Friday, 28 October 2011

1811 Flight & Robson chamber organ - Restoration from the bottom up!

Access to the action is at the rear of the organ. The transmission of the action from the keys to the pallets is through a set of splayed backfalls with curved ends that engage with sloping ramps at the rear of the key lever. This simple mechanism is identical in many respects to that developed by Samuel Green in the second half of the eighteenth century but certain features indicate that it is based on Green's work rather than being by Green himself.

In order to gain access to the rear of the chamber organ to adjust the mechanism it is likely that the lower frame would have been fitted with either wooden rollers or wheels (of wood or metal) to allow the whole instrument to be moved away from a wall.
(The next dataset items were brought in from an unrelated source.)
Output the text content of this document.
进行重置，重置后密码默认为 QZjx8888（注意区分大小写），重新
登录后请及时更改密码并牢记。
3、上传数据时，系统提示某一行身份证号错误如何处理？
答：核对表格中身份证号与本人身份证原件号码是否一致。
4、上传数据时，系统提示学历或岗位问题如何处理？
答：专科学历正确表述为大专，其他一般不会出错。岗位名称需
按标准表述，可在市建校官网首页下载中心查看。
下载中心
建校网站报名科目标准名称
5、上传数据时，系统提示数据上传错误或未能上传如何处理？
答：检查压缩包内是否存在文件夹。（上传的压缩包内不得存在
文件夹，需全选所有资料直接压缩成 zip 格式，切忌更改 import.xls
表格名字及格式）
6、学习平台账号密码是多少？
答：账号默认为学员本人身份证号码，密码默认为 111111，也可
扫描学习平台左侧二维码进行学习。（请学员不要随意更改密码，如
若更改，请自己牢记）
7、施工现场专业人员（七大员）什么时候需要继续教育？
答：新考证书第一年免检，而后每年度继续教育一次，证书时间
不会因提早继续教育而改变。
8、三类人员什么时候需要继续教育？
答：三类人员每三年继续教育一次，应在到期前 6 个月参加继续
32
As the whole of the lower frame of this organ needs reconstructing it seemed logical to begin from the bottom up.

Having drawn out plans of the lower frame so that it will support the upper case and windchest, as well as providing room for the feeder and bellows. I decided to make a set of four rollers from beech and to use iron pins for axles. The rollers are 100 mm long and 50 mm in diameter. The pins were made from 8 mm iron rods to which I threaded half the length so that they can be firmly fixed into blocks at either end. It is not very sophisticated but the rollers only have to allow for a limited movement of a few feet or so once in a while. As the frame itself is taking shape the rollers will be fixed on and I will be able to move organ around in the workshop while I make the lower panels and the bellows.